Carly Fiorina: Jeb Bush Can’t Throw Punches, Wouldn’t Be a Good GOP Nominee

Carly Fiorina
AP Photos

CLEVELAND, Ohio — Carly Fiorina, the winner of the undercard GOP primary debate early on Thursday evening, told Breitbart News in the spin room after her performance that former Florida Gov. Jeb Bush can’t be an effective GOP nominee based on the way he’s behaving at this time.

“So far not,” Fiorina said, when asked by Breitbart News if Bush is someone who could “throw punches” effectively at former Secretary of State Hillary Clinton if she wins the nomination on the Democratic side. Fiorina has frequently said that the next GOP nominee needs to be able to “throw punches” effectively at the Democrats to win in 2016 and prevent GOP failures like  2008 and 2012.

“And he’s not the only one who’s not effectively thrown punches at Hillary Clinton,” Fiorina continued. “I think I have. It’s what most of you would observe I’ve done. The point is, we need a nominee to throw the punches, because this is a fight.”

Most of the other GOP candidates who appeared on the undercard had harsh words for Bush as well. Louisiana Gov. Bobby Jindal, who attacked Bush in the debate and multiple times in the spin room, told Breitbart News that Bush isn’t a winner.

Jindal said when Breitbart News asked him to differentiate himself from Bush in the spin room:

Just last week he doubled down on amnesty. I don’t agree with that. I think we need to secure the border. I outlined aggressive policies on sanctuary cities to go after local leaders to hold them criminally as well as civilly liable so that they should be considered accomplices to crimes committed by the same folks they allow to break the law. I think the most important difference is I believe we need to run as conservatives. Too many in the establishment think we need to be less conservative and get the left and the liberal media to like us. That never works. Whenever we do that, we’ve lost and we deserve to lose. This is an important election—it’s about the future of our country. Do we turn the American dream back into one about growth and opportunity or do we allow it to be turned into the European nightmare? We need to get off the path to socialism. We need to make big changes in D.C.

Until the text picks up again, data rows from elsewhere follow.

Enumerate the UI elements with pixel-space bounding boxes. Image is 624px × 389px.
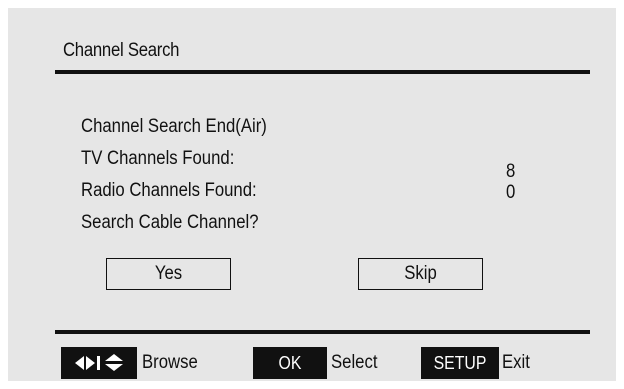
ok-key-label: OK bbox=[278, 352, 302, 373]
exit-hint: Exit bbox=[502, 352, 530, 373]
radio-channels-count: 0 bbox=[506, 182, 516, 203]
up-down-arrows-icon bbox=[104, 354, 123, 371]
skip-button[interactable]: Skip bbox=[358, 258, 483, 290]
ok-key[interactable]: OK bbox=[253, 347, 327, 379]
search-cable-question: Search Cable Channel? bbox=[81, 212, 259, 233]
browse-hint: Browse bbox=[142, 352, 198, 373]
tv-channels-count: 8 bbox=[506, 161, 516, 182]
left-right-arrows-icon bbox=[74, 356, 100, 370]
page-title: Channel Search bbox=[63, 40, 180, 61]
search-status-text: Channel Search End(Air) bbox=[81, 116, 267, 137]
setup-key[interactable]: SETUP bbox=[421, 347, 499, 379]
header-divider bbox=[55, 70, 590, 74]
setup-key-label: SETUP bbox=[433, 352, 487, 373]
tv-channels-label: TV Channels Found: bbox=[81, 148, 235, 169]
skip-button-label: Skip bbox=[404, 263, 437, 284]
yes-button-label: Yes bbox=[154, 263, 183, 284]
browse-key[interactable] bbox=[61, 347, 137, 379]
channel-search-screen: Channel Search Channel Search End(Air) T… bbox=[8, 8, 616, 381]
select-hint: Select bbox=[331, 352, 378, 373]
yes-button[interactable]: Yes bbox=[106, 258, 231, 290]
radio-channels-label: Radio Channels Found: bbox=[81, 180, 257, 201]
footer-divider bbox=[55, 330, 590, 334]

Sen. Lindsey Graham (R-SC) told Breitbart News that he’ll support whoever the Republican nominee is, even if it’s businessman Donald Trump. But he had harsh words for Bush on national security, too.  Graham said when asked for his thoughts on Bush and Trump in the spin room:

I’m going to support the nominee—if it’s Donald Trump, she [Clinton] will beat him like a drum. I like President—excuse me, Jeb—Bush very much. I think he’d be a good president. But here’s what Jeb needs to understand: If we don’t listen to commanders who have been successful in the region, and if we don’t send more troops back to Iraq, we’re going to fail. Thirty-five hundred is not enough. We need 10,000. And to everyone, if we don’t fix Syria soon, it’s going to be a launching pad for an attack on our nation. And if we keep doing nothing in Syria, we’re going to lose Lebanon and Jordan. We spent $500 million to train 60 people. To everybody running, particularly Jeb, there is no way to destroy ISIL in Syria where their headquarters exist without a ground component from the region and we must be part of that ground force or they will fail.

Former Pennsylvania Sen. Rick Santorum, probably the strongest candidate in the field when it comes to the issue of immigration, lit into Bush too when asked by Breitbart News in the spin room about the differences between himself and Bush:

I talked a lot about immigration tonight because that’s probably the area that everyone says — well what makes you different from everybody else — and the reason I closed on immigration and spent so much time on immigration is because I’m pretty much different from everybody else on immigration. Everybody else talks about how tough the border is, but nobody’s really doing anything or saying anything different. They’re saying everything everybody who has said they’re going to secure the border has said for the last 20 years. We have presidents go in there and then don’t do it. The reason is if you look at the rest of their policies, they’re not policies that focus enough on the central problem, if you’re bringing millions and millions of people in here who are undermining workers’ ability to be able to rise in America. They’re not solving the fundamental problem and the border is just one aspect of that problem. If I’m someone who’s seriously concerned about immigration in this country, seriously concerned about the border, I want to look at all the other aspects of their policy. When their immigration policy is ‘we’re going to let everybody in as much as they want, and if you’re here you can stay’ well then you have to sort of question how seriously they view the border as a problem if they don’t see the rest of immigration in this country as a problem.